German supermarket chain Lidl might be making its move on the US in 2015, following the example of its sector rival and fellow German company, Aldi: starting on the East Coast using shops with a limited range of cheap products, in the vicinity of large retailers.
“Copying Aldi is safer”
Formally speaking, Lidl is still performing a feasibility study on the possible entry on the American market. The study should be completed by the end of 2014 or early in 2015, but according to director of Planet Retail, Matthias Queck, the decision has already been made, meaning the German distributor will soon start operating in the US. The plan would be to open a hundred shops in the US in 2015.
Queck says it is probably safer for Lidl to copy Aldi, which has been active in the US since 1976, than to test out a new concept on an unknown market. Furthermore it seems the time is right to bring the discount concept to the American market.
US needed to keep growing
Because of the crisis, discount is no longer seen as just an alternative. There is also not so much competition in the segment of ‘supermarkets with a limited range’.
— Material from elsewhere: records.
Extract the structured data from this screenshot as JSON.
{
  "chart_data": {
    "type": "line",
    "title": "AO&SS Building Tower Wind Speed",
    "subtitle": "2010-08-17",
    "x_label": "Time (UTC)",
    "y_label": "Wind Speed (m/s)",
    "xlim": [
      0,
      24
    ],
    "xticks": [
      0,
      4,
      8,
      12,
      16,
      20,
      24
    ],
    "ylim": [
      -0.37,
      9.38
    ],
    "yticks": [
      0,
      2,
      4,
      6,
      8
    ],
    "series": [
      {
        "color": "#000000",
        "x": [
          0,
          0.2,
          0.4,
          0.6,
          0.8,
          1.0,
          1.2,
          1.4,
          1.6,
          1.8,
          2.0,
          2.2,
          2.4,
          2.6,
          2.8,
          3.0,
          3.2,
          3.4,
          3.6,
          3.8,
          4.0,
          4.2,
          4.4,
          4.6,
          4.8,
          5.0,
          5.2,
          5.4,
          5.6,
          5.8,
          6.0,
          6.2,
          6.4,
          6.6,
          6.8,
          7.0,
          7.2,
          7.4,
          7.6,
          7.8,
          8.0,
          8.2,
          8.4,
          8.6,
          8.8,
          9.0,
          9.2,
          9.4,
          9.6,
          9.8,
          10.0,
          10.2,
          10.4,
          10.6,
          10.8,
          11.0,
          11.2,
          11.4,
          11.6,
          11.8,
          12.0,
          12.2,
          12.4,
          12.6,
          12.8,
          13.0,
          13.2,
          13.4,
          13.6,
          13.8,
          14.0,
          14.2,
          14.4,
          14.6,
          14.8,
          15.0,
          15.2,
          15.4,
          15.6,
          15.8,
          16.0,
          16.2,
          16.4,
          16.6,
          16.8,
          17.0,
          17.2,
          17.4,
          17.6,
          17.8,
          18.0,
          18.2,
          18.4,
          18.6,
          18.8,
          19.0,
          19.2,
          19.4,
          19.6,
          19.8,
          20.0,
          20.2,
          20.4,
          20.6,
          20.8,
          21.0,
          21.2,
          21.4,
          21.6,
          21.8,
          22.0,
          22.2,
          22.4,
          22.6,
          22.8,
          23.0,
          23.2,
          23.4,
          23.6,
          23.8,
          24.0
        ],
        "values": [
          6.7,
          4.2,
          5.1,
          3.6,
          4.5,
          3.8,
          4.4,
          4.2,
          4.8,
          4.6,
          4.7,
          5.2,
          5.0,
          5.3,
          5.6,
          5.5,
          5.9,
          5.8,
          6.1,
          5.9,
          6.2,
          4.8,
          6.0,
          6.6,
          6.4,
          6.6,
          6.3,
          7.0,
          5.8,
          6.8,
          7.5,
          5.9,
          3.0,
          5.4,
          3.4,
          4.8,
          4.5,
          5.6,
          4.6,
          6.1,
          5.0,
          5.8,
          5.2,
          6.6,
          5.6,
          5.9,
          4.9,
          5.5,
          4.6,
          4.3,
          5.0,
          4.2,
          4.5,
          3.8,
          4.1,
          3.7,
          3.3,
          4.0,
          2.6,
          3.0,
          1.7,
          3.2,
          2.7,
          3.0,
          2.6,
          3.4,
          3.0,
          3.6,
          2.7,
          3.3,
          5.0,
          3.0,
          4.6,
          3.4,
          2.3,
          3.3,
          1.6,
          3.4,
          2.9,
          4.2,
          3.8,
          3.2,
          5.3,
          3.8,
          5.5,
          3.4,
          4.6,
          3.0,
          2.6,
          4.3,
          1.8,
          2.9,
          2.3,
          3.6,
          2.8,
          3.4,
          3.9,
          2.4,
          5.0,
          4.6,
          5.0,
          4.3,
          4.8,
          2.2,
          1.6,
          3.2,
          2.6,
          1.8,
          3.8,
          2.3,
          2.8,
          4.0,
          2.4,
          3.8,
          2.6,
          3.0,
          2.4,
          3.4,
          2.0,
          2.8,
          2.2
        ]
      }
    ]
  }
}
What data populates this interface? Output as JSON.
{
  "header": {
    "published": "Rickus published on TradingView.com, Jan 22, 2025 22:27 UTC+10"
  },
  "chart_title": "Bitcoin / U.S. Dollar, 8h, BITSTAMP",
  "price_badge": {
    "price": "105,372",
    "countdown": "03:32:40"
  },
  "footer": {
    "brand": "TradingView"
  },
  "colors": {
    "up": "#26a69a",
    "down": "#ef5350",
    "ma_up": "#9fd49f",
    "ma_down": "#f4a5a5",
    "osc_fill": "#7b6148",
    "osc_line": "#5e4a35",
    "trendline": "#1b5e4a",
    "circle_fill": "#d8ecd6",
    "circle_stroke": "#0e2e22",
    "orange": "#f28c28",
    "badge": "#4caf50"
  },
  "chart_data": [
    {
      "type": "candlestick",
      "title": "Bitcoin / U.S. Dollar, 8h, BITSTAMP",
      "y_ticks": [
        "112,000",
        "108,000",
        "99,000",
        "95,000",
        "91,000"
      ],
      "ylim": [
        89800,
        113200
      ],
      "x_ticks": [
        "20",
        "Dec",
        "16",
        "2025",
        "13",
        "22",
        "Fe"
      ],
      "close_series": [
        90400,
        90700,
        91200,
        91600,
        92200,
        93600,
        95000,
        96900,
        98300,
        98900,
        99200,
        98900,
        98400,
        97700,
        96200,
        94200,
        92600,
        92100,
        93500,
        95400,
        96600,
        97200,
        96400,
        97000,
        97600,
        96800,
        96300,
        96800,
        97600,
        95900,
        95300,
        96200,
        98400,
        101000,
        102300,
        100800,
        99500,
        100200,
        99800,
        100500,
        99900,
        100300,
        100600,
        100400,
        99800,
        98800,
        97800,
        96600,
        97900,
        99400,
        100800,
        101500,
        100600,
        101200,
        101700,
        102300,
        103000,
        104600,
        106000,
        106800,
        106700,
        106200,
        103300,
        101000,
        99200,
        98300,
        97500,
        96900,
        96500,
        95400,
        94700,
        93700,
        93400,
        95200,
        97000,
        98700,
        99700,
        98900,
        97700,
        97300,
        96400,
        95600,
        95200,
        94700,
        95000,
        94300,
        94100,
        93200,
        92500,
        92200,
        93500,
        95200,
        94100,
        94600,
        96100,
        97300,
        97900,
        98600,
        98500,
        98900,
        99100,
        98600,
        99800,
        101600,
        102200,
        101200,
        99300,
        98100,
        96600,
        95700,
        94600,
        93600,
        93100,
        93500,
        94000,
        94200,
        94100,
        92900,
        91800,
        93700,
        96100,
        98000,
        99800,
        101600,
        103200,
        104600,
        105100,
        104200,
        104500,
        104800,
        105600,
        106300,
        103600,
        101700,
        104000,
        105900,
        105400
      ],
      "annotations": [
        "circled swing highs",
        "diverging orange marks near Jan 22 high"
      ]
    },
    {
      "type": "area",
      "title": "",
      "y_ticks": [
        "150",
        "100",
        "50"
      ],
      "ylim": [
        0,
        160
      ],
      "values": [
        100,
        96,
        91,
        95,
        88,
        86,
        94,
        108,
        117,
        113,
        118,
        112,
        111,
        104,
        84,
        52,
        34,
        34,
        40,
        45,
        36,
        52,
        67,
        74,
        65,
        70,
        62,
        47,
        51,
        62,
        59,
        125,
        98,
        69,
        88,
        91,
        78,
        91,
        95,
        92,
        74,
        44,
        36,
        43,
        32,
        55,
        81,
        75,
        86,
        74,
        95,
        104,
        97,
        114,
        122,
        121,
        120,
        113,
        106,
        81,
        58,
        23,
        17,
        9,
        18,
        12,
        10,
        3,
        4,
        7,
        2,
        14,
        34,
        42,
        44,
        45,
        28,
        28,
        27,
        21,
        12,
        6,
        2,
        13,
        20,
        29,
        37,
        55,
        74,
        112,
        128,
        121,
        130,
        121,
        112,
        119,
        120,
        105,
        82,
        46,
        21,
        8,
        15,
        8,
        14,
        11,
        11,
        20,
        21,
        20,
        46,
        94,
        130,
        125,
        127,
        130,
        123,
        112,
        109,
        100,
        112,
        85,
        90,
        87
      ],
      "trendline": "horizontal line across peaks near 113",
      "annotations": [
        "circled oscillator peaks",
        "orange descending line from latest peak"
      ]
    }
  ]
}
The expansion to the US is also becoming a necessity for Lidl to keep on growing: in 26 European countries the market is reaching its point of saturation. For a new development on the long term, new markets need to be opened up. The US is being preferred over countries as Russia, Turkey and Brazil, because of greater political stability and legal security.
In 2003 the company had plans for Canada, but they were cancelled, partly because they found it difficult to acquire decent properties. That is probably why the current study is being performed by CEO of Lidl Ireland, Kenneth McGrath, and his real estate director, Kevin Proctor.
Rival Aldi currently has 1,500 locations under its own name and the name of Trader Joe’s in the US.